To ensure apps are airtight, businesses must go beyond simply scanning basic code. A seemingly secure application can be coded flawlessly, yet still be susceptible to hacking due to weaknesses in the compiler itself.
In addition, businesses using paid third-party apps may not even be allowed access to this source code in the first place, rendering traditional methods useless in some cases.
“The company was started with the idea of providing an easy way for users to figure out what the software they’re using contains,” TJ said.
To date, binary code scanning is the most thorough method of vulnerability assessment possible, with proprietary versions run by large enterprises and government organizations.
Identifying Exposure Points Without The Need For Source Code
As scanning by source code alone has become insufficient — and sometimes even impossible — more and more companies have turned to solutions like Insignary Clarity to better understand the content and capabilities of purchased apps.
Malicious hacking is most often done by identifying and exploiting vulnerabilities, and Clarity helps close those loopholes using a variety of methods, including fingerprint-based, open-source software component detection technology.
“The popular method used by other vendors was comparing hash values from open-source binaries in a database against the target binary,” TJ said. “The problem is that there are millions of open-source components out there usually distributed as source code.”
Identifier-based fingerprinting uses symbol and string comparisons to identify components by signature without the need for reverse engineering. Following identification, Clarity looks for known security and compliance issues associated with them.
The tool also unpacks the entire binary to analyze every individual file, code snippet, and other associated pieces of data. Additionally, Clarity can be used through command line or GUI to execute scripts and export data in a variety of formats, including JSON, CSV, HTML, and XLS.
The Future: Reinforcing The Security of Wireless Communications
Given its flexibility, Insignary Clarity is useful for analyzing a wide range of software, including firmware for networking devices. Among Insignary’s most significant findings was the recent discovery of numerous vulnerabilities in popular OEM router firmware releases.
The newest and most potentially harmful vulnerability, dubbed “KRACK,” allows malicious hackers to bypass the WPA2 security protocol. Because WPA2 is the current standard for wifi encryption, KRACK has the potential to affect an alarming number of devices and users who may inadvertently share unencrypted data on the network.

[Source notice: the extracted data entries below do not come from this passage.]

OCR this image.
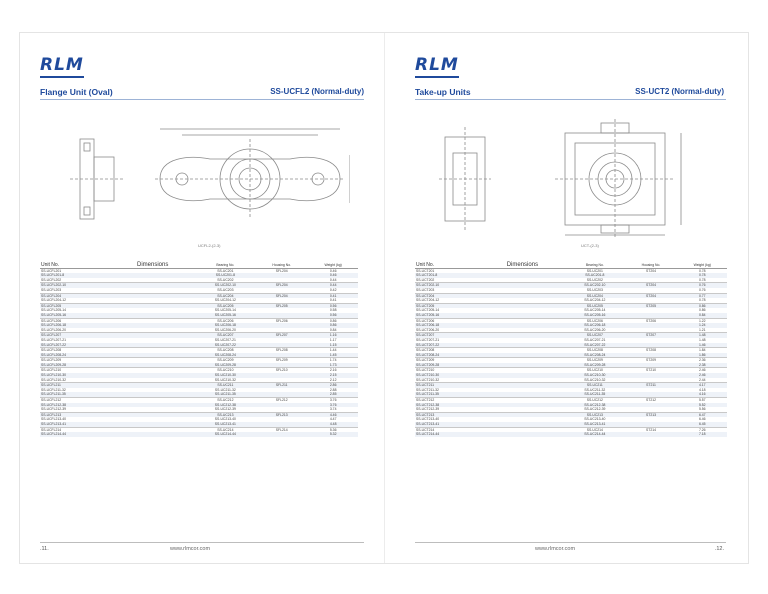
RLM
Flange Unit (Oval)	SS-UCFL2 (Normal-duty)
UCFL2-(2-3)
Unit No.	Dimensions	Bearing No.	Housing No.	Weight (kg)
SS-UCFL201		SS-UC201	SFL204	0.46
SS-UCFL201-8		SS-UC201-8		0.46
SS-UCFL202		SS-UC202		0.44
SS-UCFL202-10		SS-UC202-10	SFL204	0.44
SS-UCFL203		SS-UC203		0.42
SS-UCFL204		SS-UC204	SFL204	0.41
SS-UCFL204-12		SS-UC204-12		0.41
SS-UCFL205		SS-UC205	SFL205	0.56
SS-UCFL205-14		SS-UC205-14		0.58
SS-UCFL205-16		SS-UC205-16		0.56
SS-UCFL206		SS-UC206	SFL206	0.86
SS-UCFL206-18		SS-UC206-18		0.86
SS-UCFL206-20		SS-UC206-20		0.84
SS-UCFL207		SS-UC207	SFL207	1.16
SS-UCFL207-21		SS-UC207-21		1.17
SS-UCFL207-22		SS-UC207-22		1.15
SS-UCFL208		SS-UC208	SFL208	1.44
SS-UCFL208-24		SS-UC208-24		1.45
SS-UCFL209		SS-UC209	SFL209	1.74
SS-UCFL209-28		SS-UC209-28		1.73
SS-UCFL210		SS-UC210	SFL210	2.16
SS-UCFL210-30		SS-UC210-30		2.15
SS-UCFL210-32		SS-UC210-32		2.12
SS-UCFL211		SS-UC211	SFL211	2.86
SS-UCFL211-32		SS-UC211-32		2.88
SS-UCFL211-35		SS-UC211-35		2.85
SS-UCFL212		SS-UC212	SFL212	3.76
SS-UCFL212-38		SS-UC212-38		3.76
SS-UCFL212-39		SS-UC212-39		3.74
SS-UCFL213		SS-UC213	SFL213	4.46
SS-UCFL213-40		SS-UC213-40		4.47
SS-UCFL213-41		SS-UC213-41		4.48
SS-UCFL214		SS-UC214	SFL214	5.36
SS-UCFL214-44		SS-UC214-44		5.32
.11.	www.rlmcor.com
RLM
Take-up Units	SS-UCT2 (Normal-duty)
UCT-(2-3)
Unit No.	Dimensions	Bearing No.	Housing No.	Weight (kg)
SS-UCT201		SS-UC201	ST204	0.78
SS-UCT201-8		SS-UC201-8		0.78
SS-UCT202		SS-UC202		0.78
SS-UCT202-10		SS-UC202-10	ST204	0.76
SS-UCT203		SS-UC203		0.76
SS-UCT204		SS-UC204	ST204	0.77
SS-UCT204-12		SS-UC204-12		0.78
SS-UCT205		SS-UC205	ST205	0.86
SS-UCT205-14		SS-UC205-14		0.86
SS-UCT205-16		SS-UC205-16		0.84
SS-UCT206		SS-UC206	ST206	1.22
SS-UCT206-18		SS-UC206-18		1.24
SS-UCT206-20		SS-UC206-20		1.21
SS-UCT207		SS-UC207	ST207	1.48
SS-UCT207-21		SS-UC207-21		1.48
SS-UCT207-22		SS-UC207-22		1.46
SS-UCT208		SS-UC208	ST208	1.84
SS-UCT208-24		SS-UC208-24		1.86
SS-UCT209		SS-UC209	ST209	2.36
SS-UCT209-28		SS-UC209-28		2.38
SS-UCT210		SS-UC210	ST210	2.46
SS-UCT210-30		SS-UC210-30		2.46
SS-UCT210-32		SS-UC210-32		2.44
SS-UCT211		SS-UC211	ST211	4.17
SS-UCT211-32		SS-UC211-32		4.18
SS-UCT211-35		SS-UC211-35		4.16
SS-UCT212		SS-UC212	ST212	5.57
SS-UCT212-38		SS-UC212-38		5.52
SS-UCT212-39		SS-UC212-39		5.56
SS-UCT213		SS-UC213	ST213	6.47
SS-UCT213-40		SS-UC213-40		6.46
SS-UCT213-41		SS-UC213-41		6.45
SS-UCT214		SS-UC214	ST214	7.26
SS-UCT214-44		SS-UC214-44		7.18
.12.
www.rlmcor.com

By taking the initiative to scan the top 32 pieces of wireless router firmware in the world, Insignary has demonstrated its desire to not only help businesses, but improve the overall safety of communications across the world.
“We were surprised to find that all of the router firmware contained security vulnerabilities, with some containing quite a few,” TJ said.
Other major vulnerabilities are caused by the use of outdated versions of software components, such as FFmpeg, OpenSSL, and Samba, which make DoS attacks, buffer overflows, and remote code execution easier to compromise. Fortunately, Insignary’s discovery has the potential to alert vendors, prompting them to resecure these firmware components.